When the show, "I, Caveman" airs on the Discovery Channel this Sunday, Oct. 2nd, some University of Wyoming students will see a familiar face. Todd Surovell, associate professor in the UW Department of Anthropology, will appear as one of four experts on the program.

The premise of the show has ten "everyday" people living as Paleolithis hunter-gatherers from 20,000 years ago to see if people today could live as well as prehistoric ancestors did. The people on the show did volunteer to take on this challenge. They were rewarded by being stripped of all modern comforts and being given minimal training, Upper Paleolithic clothing and raw materials.

Surovell says his role on the program was to comment on the authenticity of the experiment and offer his thoughts on various aspects of their lives from the point of view of an archaeologist with expertise on recent and ancient foraging peoples.

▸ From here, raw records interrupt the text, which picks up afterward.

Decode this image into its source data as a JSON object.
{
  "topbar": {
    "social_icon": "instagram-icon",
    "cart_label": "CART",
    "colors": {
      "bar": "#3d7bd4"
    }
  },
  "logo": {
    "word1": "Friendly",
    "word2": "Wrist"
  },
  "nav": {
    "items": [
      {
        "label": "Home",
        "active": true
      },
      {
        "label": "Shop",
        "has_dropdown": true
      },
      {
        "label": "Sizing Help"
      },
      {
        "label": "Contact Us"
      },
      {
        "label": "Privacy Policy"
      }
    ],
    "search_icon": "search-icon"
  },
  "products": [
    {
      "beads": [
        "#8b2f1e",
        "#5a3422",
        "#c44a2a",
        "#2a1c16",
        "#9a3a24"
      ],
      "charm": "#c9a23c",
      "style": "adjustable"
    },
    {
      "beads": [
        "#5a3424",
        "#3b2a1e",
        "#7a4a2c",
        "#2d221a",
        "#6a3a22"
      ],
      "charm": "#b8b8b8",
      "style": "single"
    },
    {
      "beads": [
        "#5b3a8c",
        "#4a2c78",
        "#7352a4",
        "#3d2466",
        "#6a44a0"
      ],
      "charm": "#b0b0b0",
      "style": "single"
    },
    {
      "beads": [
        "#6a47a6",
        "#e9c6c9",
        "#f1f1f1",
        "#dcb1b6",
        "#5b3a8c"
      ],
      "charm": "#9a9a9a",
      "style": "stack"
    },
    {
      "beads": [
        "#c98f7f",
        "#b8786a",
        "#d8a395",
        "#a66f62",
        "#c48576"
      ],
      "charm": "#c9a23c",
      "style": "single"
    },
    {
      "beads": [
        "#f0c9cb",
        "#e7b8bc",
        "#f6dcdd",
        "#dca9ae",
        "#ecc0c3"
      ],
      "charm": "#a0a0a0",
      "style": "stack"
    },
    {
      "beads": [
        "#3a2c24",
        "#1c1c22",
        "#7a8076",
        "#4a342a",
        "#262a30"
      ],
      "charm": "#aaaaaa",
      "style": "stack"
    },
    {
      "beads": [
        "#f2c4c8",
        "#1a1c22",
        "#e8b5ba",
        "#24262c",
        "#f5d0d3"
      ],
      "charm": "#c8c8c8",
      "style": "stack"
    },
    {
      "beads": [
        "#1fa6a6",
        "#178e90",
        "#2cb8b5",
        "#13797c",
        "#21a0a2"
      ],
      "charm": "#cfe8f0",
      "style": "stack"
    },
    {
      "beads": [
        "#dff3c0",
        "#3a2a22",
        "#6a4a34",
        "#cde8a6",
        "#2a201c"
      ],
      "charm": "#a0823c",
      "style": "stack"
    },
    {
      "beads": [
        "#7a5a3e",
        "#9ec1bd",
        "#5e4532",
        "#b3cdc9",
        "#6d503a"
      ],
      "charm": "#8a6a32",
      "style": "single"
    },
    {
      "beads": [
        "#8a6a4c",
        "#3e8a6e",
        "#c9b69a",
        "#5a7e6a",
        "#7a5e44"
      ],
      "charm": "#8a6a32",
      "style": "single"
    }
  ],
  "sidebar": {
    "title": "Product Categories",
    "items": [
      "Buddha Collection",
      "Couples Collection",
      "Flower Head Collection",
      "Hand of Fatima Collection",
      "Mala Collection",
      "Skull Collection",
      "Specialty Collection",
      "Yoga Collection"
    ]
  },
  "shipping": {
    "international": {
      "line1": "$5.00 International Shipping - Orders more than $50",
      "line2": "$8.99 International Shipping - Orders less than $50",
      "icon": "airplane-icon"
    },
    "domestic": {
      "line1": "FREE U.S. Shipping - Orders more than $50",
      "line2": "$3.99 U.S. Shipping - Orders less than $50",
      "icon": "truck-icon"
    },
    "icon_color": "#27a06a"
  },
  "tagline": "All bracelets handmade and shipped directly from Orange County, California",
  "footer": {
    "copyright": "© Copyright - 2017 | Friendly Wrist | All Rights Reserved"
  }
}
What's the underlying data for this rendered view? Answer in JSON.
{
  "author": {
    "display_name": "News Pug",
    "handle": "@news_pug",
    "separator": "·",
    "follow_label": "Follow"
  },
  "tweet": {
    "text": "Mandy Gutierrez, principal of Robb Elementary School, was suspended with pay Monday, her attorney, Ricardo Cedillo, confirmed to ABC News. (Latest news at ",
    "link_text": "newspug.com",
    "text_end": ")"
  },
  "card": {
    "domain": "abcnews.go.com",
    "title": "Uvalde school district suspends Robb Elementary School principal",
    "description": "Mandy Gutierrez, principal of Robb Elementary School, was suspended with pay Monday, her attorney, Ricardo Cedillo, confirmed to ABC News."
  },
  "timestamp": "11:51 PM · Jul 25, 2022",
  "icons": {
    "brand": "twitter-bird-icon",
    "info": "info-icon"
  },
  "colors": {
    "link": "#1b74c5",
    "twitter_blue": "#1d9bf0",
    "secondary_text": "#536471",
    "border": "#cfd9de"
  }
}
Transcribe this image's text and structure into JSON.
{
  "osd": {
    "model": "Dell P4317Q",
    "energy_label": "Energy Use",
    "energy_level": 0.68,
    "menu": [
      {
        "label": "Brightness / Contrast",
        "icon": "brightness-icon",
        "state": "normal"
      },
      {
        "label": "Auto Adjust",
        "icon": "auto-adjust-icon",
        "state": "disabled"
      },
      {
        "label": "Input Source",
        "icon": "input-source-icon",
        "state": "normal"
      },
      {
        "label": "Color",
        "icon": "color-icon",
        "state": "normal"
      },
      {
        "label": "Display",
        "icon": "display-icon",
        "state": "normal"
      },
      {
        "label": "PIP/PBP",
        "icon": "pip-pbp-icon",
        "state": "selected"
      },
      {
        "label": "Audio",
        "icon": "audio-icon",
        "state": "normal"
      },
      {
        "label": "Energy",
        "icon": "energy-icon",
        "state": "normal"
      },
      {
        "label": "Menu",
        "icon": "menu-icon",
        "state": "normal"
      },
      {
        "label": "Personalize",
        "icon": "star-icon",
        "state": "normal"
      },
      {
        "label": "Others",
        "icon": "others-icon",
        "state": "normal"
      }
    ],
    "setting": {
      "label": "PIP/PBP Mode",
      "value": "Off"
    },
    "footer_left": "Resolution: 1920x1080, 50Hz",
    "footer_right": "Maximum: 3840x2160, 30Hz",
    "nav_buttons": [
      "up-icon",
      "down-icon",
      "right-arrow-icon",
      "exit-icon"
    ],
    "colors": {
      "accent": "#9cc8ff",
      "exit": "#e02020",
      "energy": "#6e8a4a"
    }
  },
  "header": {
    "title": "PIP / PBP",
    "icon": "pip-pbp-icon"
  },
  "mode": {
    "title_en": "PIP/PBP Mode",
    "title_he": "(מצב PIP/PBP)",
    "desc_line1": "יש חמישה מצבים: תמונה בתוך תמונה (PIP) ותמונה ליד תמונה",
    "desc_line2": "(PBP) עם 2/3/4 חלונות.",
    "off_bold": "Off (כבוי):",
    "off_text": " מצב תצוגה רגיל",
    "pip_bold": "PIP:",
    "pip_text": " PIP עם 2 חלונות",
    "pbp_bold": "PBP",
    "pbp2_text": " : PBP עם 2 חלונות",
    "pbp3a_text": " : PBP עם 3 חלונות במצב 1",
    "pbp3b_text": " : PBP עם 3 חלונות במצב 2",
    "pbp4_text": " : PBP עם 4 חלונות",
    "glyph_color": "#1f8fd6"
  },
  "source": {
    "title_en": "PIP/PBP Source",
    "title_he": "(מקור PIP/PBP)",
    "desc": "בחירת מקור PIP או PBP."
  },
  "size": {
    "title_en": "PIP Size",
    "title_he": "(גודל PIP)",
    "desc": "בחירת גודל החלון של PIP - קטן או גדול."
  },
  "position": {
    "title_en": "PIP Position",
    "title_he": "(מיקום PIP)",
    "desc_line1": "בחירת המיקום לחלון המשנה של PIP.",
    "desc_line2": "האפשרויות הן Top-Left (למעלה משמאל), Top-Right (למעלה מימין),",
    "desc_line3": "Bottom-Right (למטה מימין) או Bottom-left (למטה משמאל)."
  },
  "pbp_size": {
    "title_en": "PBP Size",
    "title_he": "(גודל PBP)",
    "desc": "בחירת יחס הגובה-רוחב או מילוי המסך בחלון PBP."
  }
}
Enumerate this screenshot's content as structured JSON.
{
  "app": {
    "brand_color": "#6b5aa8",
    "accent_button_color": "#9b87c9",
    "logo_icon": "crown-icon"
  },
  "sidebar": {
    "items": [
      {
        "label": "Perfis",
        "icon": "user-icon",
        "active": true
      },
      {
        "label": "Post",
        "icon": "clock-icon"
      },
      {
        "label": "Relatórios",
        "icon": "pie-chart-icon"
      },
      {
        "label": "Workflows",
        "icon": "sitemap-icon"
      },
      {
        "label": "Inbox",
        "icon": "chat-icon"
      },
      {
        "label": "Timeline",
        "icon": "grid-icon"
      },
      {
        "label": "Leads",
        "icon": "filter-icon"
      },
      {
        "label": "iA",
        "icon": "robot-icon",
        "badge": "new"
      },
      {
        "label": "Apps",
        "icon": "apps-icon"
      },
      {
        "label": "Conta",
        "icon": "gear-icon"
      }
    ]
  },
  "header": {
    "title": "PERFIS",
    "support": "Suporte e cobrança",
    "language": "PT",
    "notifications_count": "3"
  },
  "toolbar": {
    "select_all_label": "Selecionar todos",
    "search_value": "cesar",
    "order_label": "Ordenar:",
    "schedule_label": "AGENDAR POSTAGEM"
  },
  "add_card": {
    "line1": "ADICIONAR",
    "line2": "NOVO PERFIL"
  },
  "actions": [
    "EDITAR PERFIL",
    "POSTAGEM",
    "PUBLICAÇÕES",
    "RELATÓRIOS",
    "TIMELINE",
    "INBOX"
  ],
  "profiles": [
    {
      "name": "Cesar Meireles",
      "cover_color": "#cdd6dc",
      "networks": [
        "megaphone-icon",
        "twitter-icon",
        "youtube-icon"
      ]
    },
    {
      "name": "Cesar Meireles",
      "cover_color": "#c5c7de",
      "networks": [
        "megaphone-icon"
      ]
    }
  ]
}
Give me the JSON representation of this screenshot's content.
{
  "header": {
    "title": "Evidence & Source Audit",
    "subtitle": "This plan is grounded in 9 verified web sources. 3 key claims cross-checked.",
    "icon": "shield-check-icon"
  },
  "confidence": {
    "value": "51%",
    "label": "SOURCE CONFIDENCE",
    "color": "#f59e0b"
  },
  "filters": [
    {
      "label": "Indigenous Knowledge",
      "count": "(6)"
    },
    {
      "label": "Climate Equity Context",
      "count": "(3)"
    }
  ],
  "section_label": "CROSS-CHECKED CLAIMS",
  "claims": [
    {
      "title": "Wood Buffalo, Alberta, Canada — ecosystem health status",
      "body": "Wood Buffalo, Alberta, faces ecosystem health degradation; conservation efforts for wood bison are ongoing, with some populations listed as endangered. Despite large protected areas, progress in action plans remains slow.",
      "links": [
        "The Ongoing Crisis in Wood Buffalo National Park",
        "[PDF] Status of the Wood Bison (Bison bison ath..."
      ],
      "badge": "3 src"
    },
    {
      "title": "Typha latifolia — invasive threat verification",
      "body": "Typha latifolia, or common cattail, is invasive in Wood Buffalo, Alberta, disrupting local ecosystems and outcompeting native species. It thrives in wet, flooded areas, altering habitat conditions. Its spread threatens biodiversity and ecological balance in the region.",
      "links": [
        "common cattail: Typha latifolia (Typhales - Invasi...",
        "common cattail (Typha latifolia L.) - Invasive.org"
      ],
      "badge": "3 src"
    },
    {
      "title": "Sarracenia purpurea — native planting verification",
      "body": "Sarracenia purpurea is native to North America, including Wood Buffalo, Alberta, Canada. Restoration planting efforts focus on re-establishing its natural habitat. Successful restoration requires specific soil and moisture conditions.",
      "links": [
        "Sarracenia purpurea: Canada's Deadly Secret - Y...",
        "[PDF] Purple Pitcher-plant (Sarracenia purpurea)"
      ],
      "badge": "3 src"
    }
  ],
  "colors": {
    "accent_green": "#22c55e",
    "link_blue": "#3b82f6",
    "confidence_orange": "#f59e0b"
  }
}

While I cannot reveal details about the show until it has aired, I will say that the participants gained a healthy respect for the people who actually lived the life they were trying to emulate. While Paleolithic life may be technologically simple, to successfully live this kind of lifestyle requires an incredible amount of technical skill and natural history knowledge that most people today do not have.
-Todd Surovell

In 2007, Surovell appeared in "Mythbusters" when it tested the technological advantage of arrowheads in prehistoric cultures. He also appeared in the History Channel's 2008 feature, "Journey to 10,000 B.C." He is the author of "Toward a Behavioral Ecology of Lithic Technology: A Case Study from Paleoindian Archaeology."  Surovell explores Paleoindian ways of life, including mobility, colonization, prey choice and technological organization within the framework of behavioral ecology.